Abbey Hey works closely with parents to ensure these principles extend beyond the classroom, recognising their cooperation is central. By aligning practices at home and school and showing how these skills develop emotional intelligence, self-regulation, and problem-solving, the school bridges the gap between the two settings. This consistency helps children feel confident and joyful while fostering trust and communication with parents. When home and school work in harmony, children gain a dependable sense of safety and belonging. In Tracey’s words, “It then helps the parent to feel safer. Because, if they can see that their child wants to be in school, school must be doing something right?”
This impact is reflected in survey results, placing Abbey Hey in the top third of schools from the Summer 2025 primary cohort for adult and peer relationships, school environment, inclusion, and wellbeing. Pupils’ highest-scoring responses were ‘I feel proud of my school’ and ‘I want to come to school because it is important,’ both 0.3 points above the benchmark.
A Cycle of Sustained Improvement
Working with ImpactEd has enabled Abbey Hey to build on their existing work around Conscious Discipline®, using data to strengthen and extend their impact. Early survey findings revealed an unexpected pattern: pupils with the poorest attendance were reporting some of the strongest feelings of belonging. At first, this seemed surprising, but the team soon recognised that it reflected the success of their targeted support. These pupils were already receiving consistent attention from staff, and the strategies in place were clearly helping them feel connected to their school community.
This insight prompted Tracey and her team to focus on pupils highlighted by the data, those whose attendance hovered just above the persistent absence threshold and whose sense of belonging was weaker. As Tracey recalls, “We pretty much went through with a fine-tooth comb.” By identifying and supporting students who had previously fallen outside the scope of interventions, the team ensured that no pupil slipped through the gaps.

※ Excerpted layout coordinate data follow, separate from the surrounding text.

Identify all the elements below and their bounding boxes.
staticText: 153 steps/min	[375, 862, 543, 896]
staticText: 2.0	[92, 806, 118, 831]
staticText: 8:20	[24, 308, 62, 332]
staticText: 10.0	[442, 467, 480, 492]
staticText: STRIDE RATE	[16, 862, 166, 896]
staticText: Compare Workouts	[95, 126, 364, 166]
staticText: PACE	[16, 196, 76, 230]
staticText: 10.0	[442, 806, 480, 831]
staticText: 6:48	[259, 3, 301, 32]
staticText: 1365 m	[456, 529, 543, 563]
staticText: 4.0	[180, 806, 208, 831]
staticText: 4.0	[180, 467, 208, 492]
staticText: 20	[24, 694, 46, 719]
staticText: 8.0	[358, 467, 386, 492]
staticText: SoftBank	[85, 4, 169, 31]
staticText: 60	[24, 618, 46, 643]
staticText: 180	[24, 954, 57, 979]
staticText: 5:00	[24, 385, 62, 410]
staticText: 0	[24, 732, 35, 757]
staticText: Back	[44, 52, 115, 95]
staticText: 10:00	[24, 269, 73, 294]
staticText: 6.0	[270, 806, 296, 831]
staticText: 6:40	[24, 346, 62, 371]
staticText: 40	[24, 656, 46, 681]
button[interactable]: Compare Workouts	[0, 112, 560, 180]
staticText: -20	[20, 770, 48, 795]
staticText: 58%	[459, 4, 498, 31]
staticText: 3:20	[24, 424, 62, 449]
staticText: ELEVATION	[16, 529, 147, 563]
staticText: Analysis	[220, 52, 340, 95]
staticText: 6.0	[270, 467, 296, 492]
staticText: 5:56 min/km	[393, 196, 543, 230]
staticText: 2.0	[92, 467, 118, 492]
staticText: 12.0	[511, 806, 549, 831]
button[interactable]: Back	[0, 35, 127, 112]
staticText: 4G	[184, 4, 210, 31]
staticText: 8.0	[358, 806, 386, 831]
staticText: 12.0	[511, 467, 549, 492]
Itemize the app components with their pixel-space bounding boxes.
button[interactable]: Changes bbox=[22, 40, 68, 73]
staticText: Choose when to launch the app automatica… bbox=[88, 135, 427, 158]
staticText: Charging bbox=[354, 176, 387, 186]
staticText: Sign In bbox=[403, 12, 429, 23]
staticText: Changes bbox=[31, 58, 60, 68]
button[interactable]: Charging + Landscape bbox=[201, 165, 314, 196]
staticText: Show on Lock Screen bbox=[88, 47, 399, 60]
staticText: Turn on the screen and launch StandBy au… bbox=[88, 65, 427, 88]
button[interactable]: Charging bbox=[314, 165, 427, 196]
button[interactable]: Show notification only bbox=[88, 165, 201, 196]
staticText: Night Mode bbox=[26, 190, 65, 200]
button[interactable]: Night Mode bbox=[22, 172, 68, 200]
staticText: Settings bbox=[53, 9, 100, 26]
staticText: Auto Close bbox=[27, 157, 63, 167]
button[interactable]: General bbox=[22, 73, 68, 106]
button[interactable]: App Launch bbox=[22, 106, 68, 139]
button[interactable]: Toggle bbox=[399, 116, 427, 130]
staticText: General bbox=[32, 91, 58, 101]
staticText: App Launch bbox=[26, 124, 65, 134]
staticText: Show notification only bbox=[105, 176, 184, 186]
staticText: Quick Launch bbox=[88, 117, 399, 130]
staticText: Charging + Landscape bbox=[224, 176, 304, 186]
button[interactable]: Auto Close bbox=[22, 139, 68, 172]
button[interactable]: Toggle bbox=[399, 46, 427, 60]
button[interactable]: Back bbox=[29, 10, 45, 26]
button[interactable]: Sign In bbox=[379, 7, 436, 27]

Embedding ImpactEd’s data into everyday practice and taking a closer, more detailed look at individual students allowed the school to identify small but meaningful opportunities for support. Over the course of a year, this approach led to a 1.5 percentage point increase in attendance. Its effectiveness lies in building on existing practices rather than replacing them, allowing small adjustments and quick wins to accumulate naturally and gradually create a positive cycle of improvement that benefits both students and the wider school community.
Abbey Hey’s three-year journey with Conscious Discipline®, combined with the collaboration with ImpactEd over the past academic year, illustrates the power of bringing together attendance, behaviour, safeguarding, and wellbeing within a unified framework. By enhancing and integrating successful practices, the school has ensured these strategies reach the students who need them most, reinforcing a culture of belonging and sustained improvement.